Basically your definition and how it fits into your ideology.
The first thing I would say is that there is no single "middle class". That's a sociological rather than a social category- and although that's not to say that sociological class is irrelevant, because status groups, consumption groups, etc. do have a certain reality insofar as people believe in them, it's not even a particular useful category for sociological analysis. Instead, there are two social strata that you could call "middle class", although one of them isn't really in the middle, and the other one isn't really a class. So, um, bear with me.
First, you've got what Marx called the "petty bourgeoisie", which basically means small businessmen and other petty proprietors such as self-employed professionals, small farmers, and so on. While they own their means of production, they also work it themselves, and so the division between capital and labour does not appear, and they effectively sit outside of the capitalist class structure. Their status as a "middle" class is based on consumption, i.e. their socioeconomic status, rather than on their role in production.

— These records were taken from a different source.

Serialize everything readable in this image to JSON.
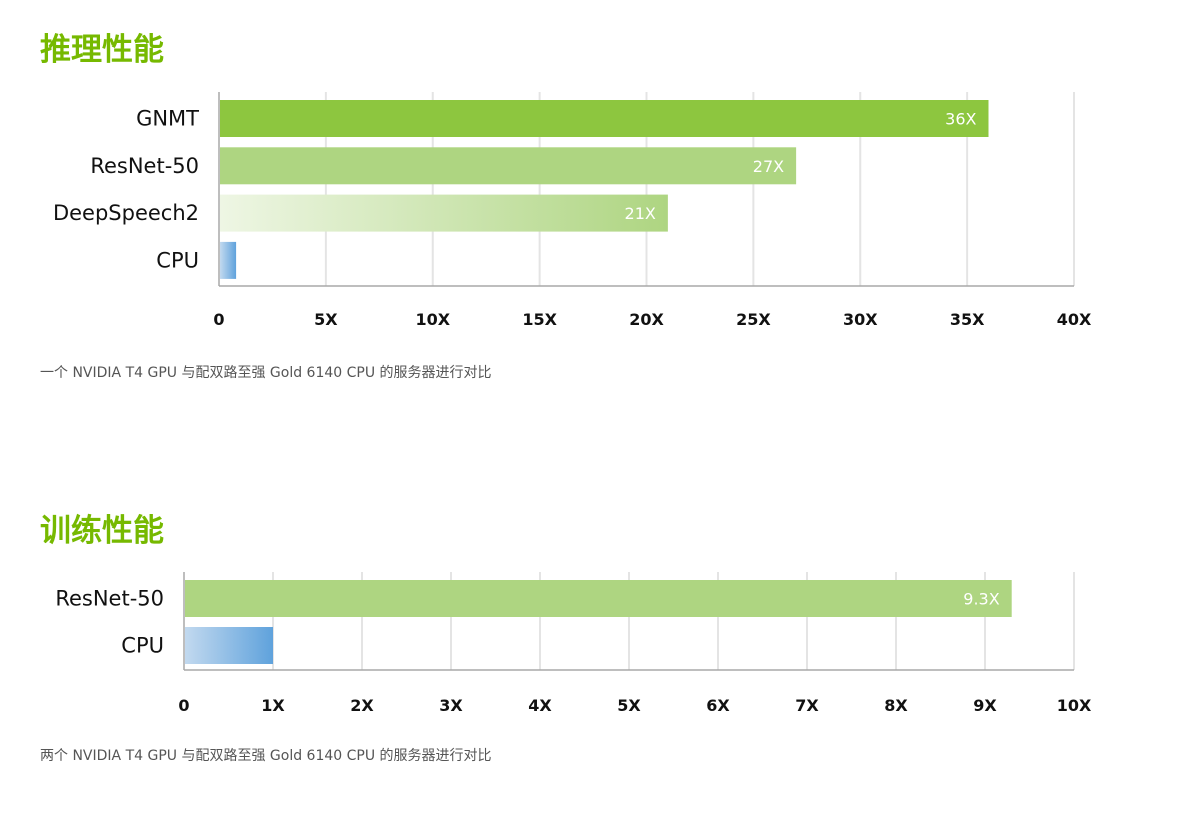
{
  "sections": [
    {
      "title": "推理性能",
      "note": "一个 NVIDIA T4 GPU 与配双路至强 Gold 6140 CPU 的服务器进行对比"
    },
    {
      "title": "训练性能",
      "note": "两个 NVIDIA T4 GPU 与配双路至强 Gold 6140 CPU 的服务器进行对比"
    }
  ],
  "colors": {
    "title": "#76b900",
    "gpu_dark": "#8dc63f",
    "gpu_light": "#aed581",
    "gpu_fade_start": "#eef6e4",
    "cpu_light": "#c2d9ef",
    "cpu_dark": "#5fa2dc"
  },
  "chart_data": [
    {
      "type": "bar",
      "orientation": "horizontal",
      "categories": [
        "GNMT",
        "ResNet-50",
        "DeepSpeech2",
        "CPU"
      ],
      "values": [
        36,
        27,
        21,
        0.8
      ],
      "value_labels": [
        "36X",
        "27X",
        "21X",
        ""
      ],
      "xlim": [
        0,
        40
      ],
      "ticks": [
        0,
        5,
        10,
        15,
        20,
        25,
        30,
        35,
        40
      ],
      "tick_labels": [
        "0",
        "5X",
        "10X",
        "15X",
        "20X",
        "25X",
        "30X",
        "35X",
        "40X"
      ],
      "bar_styles": [
        "gpu-dark",
        "gpu-light",
        "gpu-fade",
        "cpu"
      ],
      "grid": true
    },
    {
      "type": "bar",
      "orientation": "horizontal",
      "categories": [
        "ResNet-50",
        "CPU"
      ],
      "values": [
        9.3,
        1
      ],
      "value_labels": [
        "9.3X",
        ""
      ],
      "xlim": [
        0,
        10
      ],
      "ticks": [
        0,
        1,
        2,
        3,
        4,
        5,
        6,
        7,
        8,
        9,
        10
      ],
      "tick_labels": [
        "0",
        "1X",
        "2X",
        "3X",
        "4X",
        "5X",
        "6X",
        "7X",
        "8X",
        "9X",
        "10X"
      ],
      "bar_styles": [
        "gpu-light",
        "cpu"
      ],
      "grid": true
    }
  ]
}
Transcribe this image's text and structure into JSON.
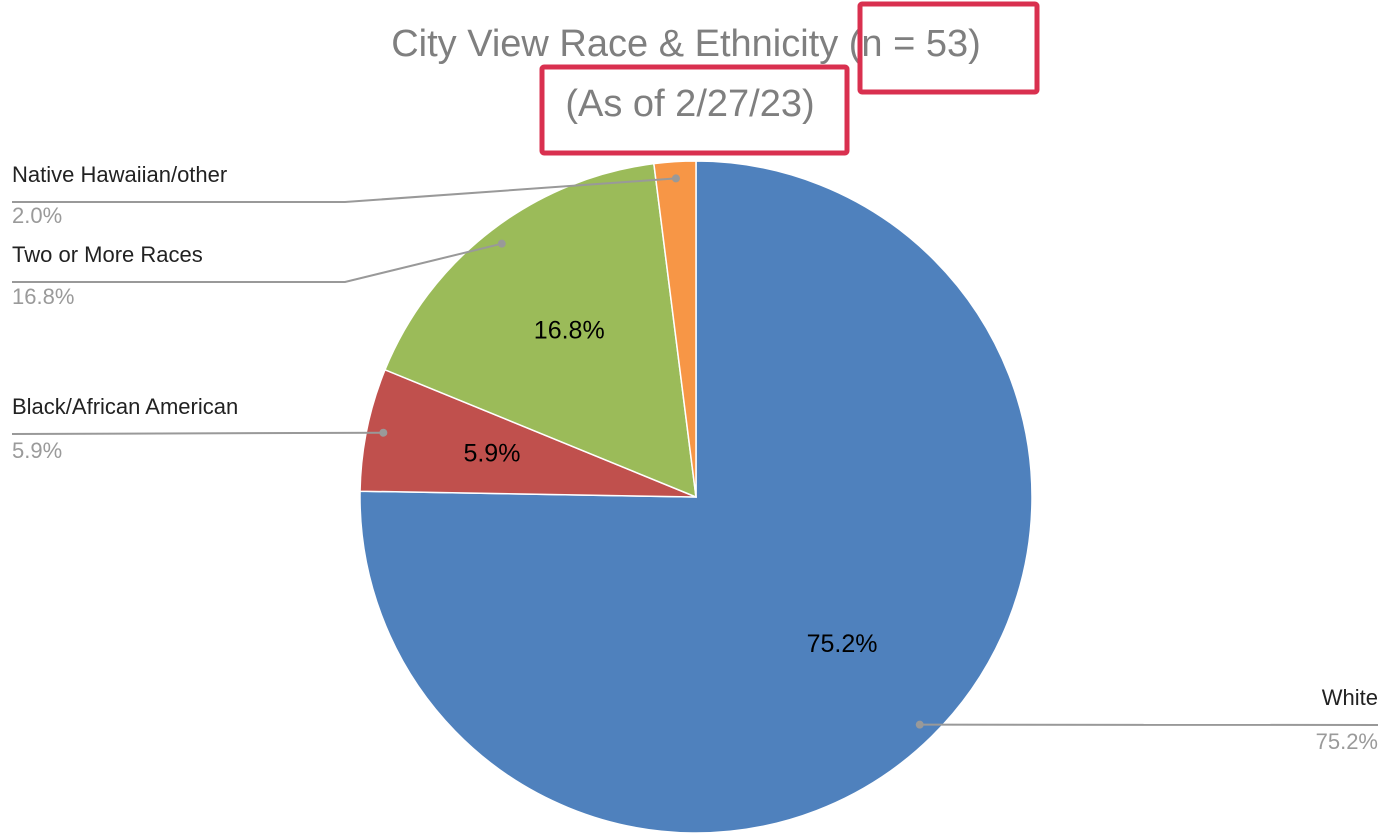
{
  "chart_data": {
    "type": "pie",
    "title": "City View Race & Ethnicity",
    "title_note": "(n = 53)",
    "subtitle": "(As of 2/27/23)",
    "categories": [
      "White",
      "Black/African American",
      "Two or More Races",
      "Native Hawaiian/other"
    ],
    "values": [
      75.2,
      5.9,
      16.8,
      2.0
    ],
    "value_labels": [
      "75.2%",
      "5.9%",
      "16.8%",
      "2.0%"
    ],
    "colors": [
      "#4f81bd",
      "#c0504d",
      "#9bbb59",
      "#f79646"
    ]
  }
}
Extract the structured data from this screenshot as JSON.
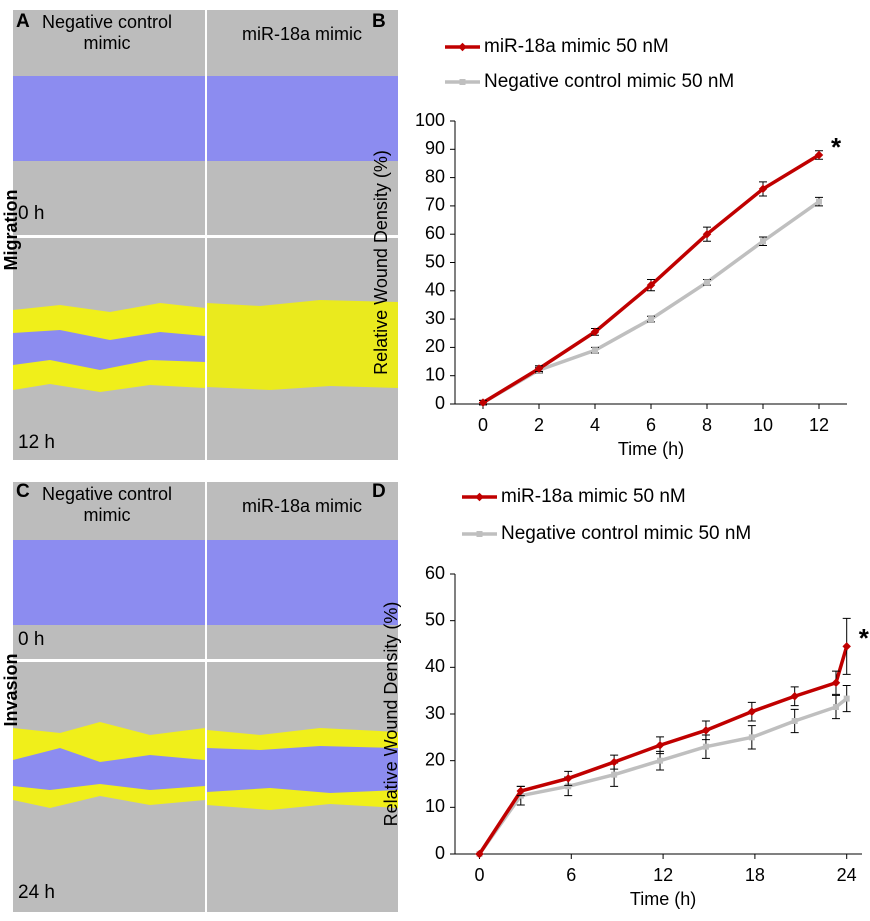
{
  "panels": {
    "A": {
      "label": "A",
      "row_label": "Migration",
      "columns": [
        "Negative control mimic",
        "miR-18a mimic"
      ],
      "times": [
        "0 h",
        "12 h"
      ]
    },
    "C": {
      "label": "C",
      "row_label": "Invasion",
      "columns": [
        "Negative control mimic",
        "miR-18a mimic"
      ],
      "times": [
        "0 h",
        "24 h"
      ]
    }
  },
  "chart_data": [
    {
      "type": "line",
      "label": "B",
      "x_label": "Time (h)",
      "y_label": "Relative Wound Density (%)",
      "annotation": "*",
      "x": [
        0,
        2,
        4,
        6,
        8,
        10,
        12
      ],
      "series": [
        {
          "name": "miR-18a mimic 50 nM",
          "color": "#c00000",
          "values": [
            0.5,
            12.5,
            25.5,
            42,
            60,
            76,
            88
          ],
          "errors": [
            0.8,
            1,
            1.2,
            2,
            2.5,
            2.5,
            1.5
          ]
        },
        {
          "name": "Negative control mimic 50 nM",
          "color": "#bfbfbf",
          "values": [
            0.5,
            12,
            19,
            30,
            43,
            57.5,
            71.5
          ],
          "errors": [
            0.8,
            1,
            1,
            1,
            1,
            1.5,
            1.5
          ]
        }
      ],
      "xlim": [
        -1,
        13
      ],
      "ylim": [
        0,
        100
      ],
      "xticks": [
        0,
        2,
        4,
        6,
        8,
        10,
        12
      ],
      "yticks": [
        0,
        10,
        20,
        30,
        40,
        50,
        60,
        70,
        80,
        90,
        100
      ]
    },
    {
      "type": "line",
      "label": "D",
      "x_label": "Time (h)",
      "y_label": "Relative Wound Density (%)",
      "annotation": "*",
      "x": [
        0,
        2.7,
        5.8,
        8.8,
        11.8,
        14.8,
        17.8,
        20.6,
        23.3,
        24
      ],
      "series": [
        {
          "name": "miR-18a mimic 50 nM",
          "color": "#c00000",
          "values": [
            0,
            13.5,
            16.2,
            19.7,
            23.3,
            26.5,
            30.5,
            33.8,
            36.7,
            44.5
          ],
          "errors": [
            0,
            1,
            1.5,
            1.5,
            1.8,
            2,
            2,
            2,
            2.5,
            6
          ]
        },
        {
          "name": "Negative control mimic 50 nM",
          "color": "#bfbfbf",
          "values": [
            0,
            12.5,
            14.5,
            17,
            20,
            23,
            25,
            28.5,
            31.5,
            33.3
          ],
          "errors": [
            0,
            2,
            2,
            2.5,
            2,
            2.5,
            2.5,
            2.5,
            2.5,
            2.8
          ]
        }
      ],
      "xlim": [
        -1.6,
        25
      ],
      "ylim": [
        0,
        60
      ],
      "xticks": [
        0,
        6,
        12,
        18,
        24
      ],
      "yticks": [
        0,
        10,
        20,
        30,
        40,
        50,
        60
      ]
    }
  ]
}
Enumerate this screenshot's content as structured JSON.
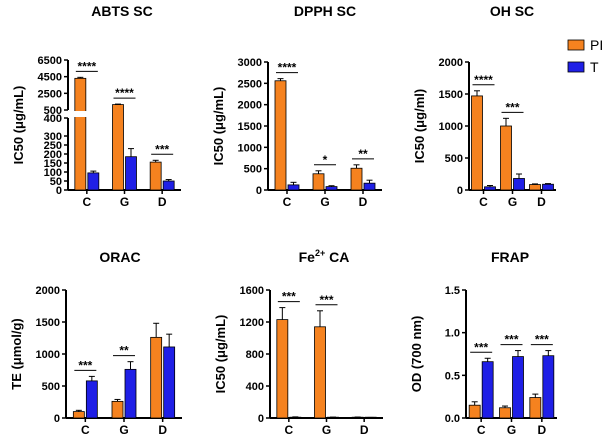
{
  "legend": {
    "position": "top-right",
    "items": [
      {
        "label": "PI",
        "color": "#F5821F"
      },
      {
        "label": "T",
        "color": "#1F1FE6"
      }
    ]
  },
  "chart_data": [
    {
      "type": "bar",
      "title": "ABTS SC",
      "ylabel": "IC50 (μg/mL)",
      "categories": [
        "C",
        "G",
        "D"
      ],
      "axis_break": {
        "lower_range": [
          0,
          400
        ],
        "upper_range": [
          500,
          6500
        ]
      },
      "yticks": [
        0,
        50,
        100,
        150,
        200,
        250,
        300,
        400,
        500,
        2500,
        4500,
        6500
      ],
      "series": [
        {
          "name": "PI",
          "values": [
            4300,
            1150,
            155
          ],
          "errors": [
            120,
            60,
            10
          ]
        },
        {
          "name": "T",
          "values": [
            95,
            185,
            50
          ],
          "errors": [
            10,
            45,
            8
          ]
        }
      ],
      "significance": [
        "****",
        "****",
        "***"
      ]
    },
    {
      "type": "bar",
      "title": "DPPH SC",
      "ylabel": "IC50 (μg/mL)",
      "categories": [
        "C",
        "G",
        "D"
      ],
      "ylim": [
        0,
        3000
      ],
      "yticks": [
        0,
        500,
        1000,
        1500,
        2000,
        2500,
        3000
      ],
      "series": [
        {
          "name": "PI",
          "values": [
            2560,
            380,
            510
          ],
          "errors": [
            50,
            70,
            80
          ]
        },
        {
          "name": "T",
          "values": [
            120,
            80,
            160
          ],
          "errors": [
            60,
            20,
            70
          ]
        }
      ],
      "significance": [
        "****",
        "*",
        "**"
      ]
    },
    {
      "type": "bar",
      "title": "OH SC",
      "ylabel": "IC50 (μg/ml)",
      "categories": [
        "C",
        "G",
        "D"
      ],
      "ylim": [
        0,
        2000
      ],
      "yticks": [
        0,
        500,
        1000,
        1500,
        2000
      ],
      "series": [
        {
          "name": "PI",
          "values": [
            1470,
            1000,
            85
          ],
          "errors": [
            80,
            120,
            10
          ]
        },
        {
          "name": "T",
          "values": [
            50,
            180,
            90
          ],
          "errors": [
            20,
            70,
            10
          ]
        }
      ],
      "significance": [
        "****",
        "***",
        ""
      ]
    },
    {
      "type": "bar",
      "title": "ORAC",
      "ylabel": "TE (μmol/g)",
      "categories": [
        "C",
        "G",
        "D"
      ],
      "ylim": [
        0,
        2000
      ],
      "yticks": [
        0,
        500,
        1000,
        1500,
        2000
      ],
      "series": [
        {
          "name": "PI",
          "values": [
            100,
            260,
            1260
          ],
          "errors": [
            20,
            30,
            220
          ]
        },
        {
          "name": "T",
          "values": [
            580,
            760,
            1110
          ],
          "errors": [
            70,
            120,
            200
          ]
        }
      ],
      "significance": [
        "***",
        "**",
        ""
      ]
    },
    {
      "type": "bar",
      "title": "Fe²⁺ CA",
      "title_parts": [
        "Fe",
        "2+",
        " CA"
      ],
      "ylabel": "IC50 (μg/mL)",
      "categories": [
        "C",
        "G",
        "D"
      ],
      "ylim": [
        0,
        1600
      ],
      "yticks": [
        0,
        400,
        800,
        1200,
        1600
      ],
      "series": [
        {
          "name": "PI",
          "values": [
            1230,
            1140,
            8
          ],
          "errors": [
            150,
            200,
            4
          ]
        },
        {
          "name": "T",
          "values": [
            10,
            8,
            5
          ],
          "errors": [
            4,
            3,
            2
          ]
        }
      ],
      "significance": [
        "***",
        "***",
        ""
      ]
    },
    {
      "type": "bar",
      "title": "FRAP",
      "ylabel": "OD (700 nm)",
      "categories": [
        "C",
        "G",
        "D"
      ],
      "ylim": [
        0,
        1.5
      ],
      "yticks": [
        "0.0",
        "0.5",
        "1.0",
        "1.5"
      ],
      "series": [
        {
          "name": "PI",
          "values": [
            0.15,
            0.12,
            0.24
          ],
          "errors": [
            0.04,
            0.02,
            0.04
          ]
        },
        {
          "name": "T",
          "values": [
            0.66,
            0.72,
            0.73
          ],
          "errors": [
            0.04,
            0.07,
            0.06
          ]
        }
      ],
      "significance": [
        "***",
        "***",
        "***"
      ]
    }
  ]
}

Secondly, you've got a class which Marx himself never really addressed, but which is the main concern for later theorists of a middle class, and that's the "managerial" or "coordinator" class. As the name implies, this is a stratum comprised of managerial and administrative personnel, who, while separated from the capitalists class because they do not own capital (or at least not a socially significant amount of it) and must work for a living, are separated from the workers because their function is the oversight and management of production, rather than production itself. As such, they form a "middle" in the structure of capitalist production between the working "bottom" and the capitalist "top". (Trade union bureaucrats fulfil a similar role, although because they are mediating between labour and capital, rather than directing one on the half of the other, it's a little more complicated.) However, this intermediate position between labour and capital means that this class can't organised on an independent basis, which, as I said in my reply to Quackers, is that Marx is really interested in. In a certain sense, they are a section of labour, because they are waged employees like everyone else, but their role in the process of production is as an appendage of capital, so they're not in a position to independently oppose it. (You can't have "manager's self-management", if you see what I mean.) They might form a "class-in-themselves", in Marx's terms, but they are incapable of forming a "class-for-themselves", which is Marx's measure of a "true" class. Political organisation, for them, comes through attachment to other classes, almost invariably to the capitalist class (individuals may depart from this pattern, but rarely on a significant scale), or in certain periods of instability by attaching themselves to a non-class "Bonapartism", such as the interwar fascist movements or the anti-colonial nationalist (and "communist") movements in the third world.
[Edit: In retrospect, that last bit was over-simplistic. It's more true to say that the managerial stratum is capable of mobilising in pursuit of sectional interests within a given form of social organisation, but are not capable of mobilising in pursuit of a reorganisation of society in a different form. The two shouldn't be conflated as I do above.]
This brings up the question of what role these classes can have in any communist movement. As a class, they cannot have any role, because the working class, as Marx went to great pains to make clear, is the sole agent of its own emancipation. But as individuals? Well, that's trickier, and in all honesty I'm not sure where I stand in that. I don't see any reason to prevent someone apparently sincere in their beliefs from participating in left-wing politics, but I also think that it's necessary to maintain working class hegemony in the movement, or you'll just end up with something like the SWP which is dominated by academics and trade union officials. My provisional solution would be to allow "non-voting membership" to such individuals, with the extension of full membership on a case-by-case basis. But, I place only a limited emphasis on communist organisations (which I see as more properly concerning themselves with agitation and education than with pursuing "leadership"), so that's not as vital an issue for me as it might be for the various Trotskyist sects and what have you.
And I'm sorry that this was such a long post, but that's what happens when you ask commies about class.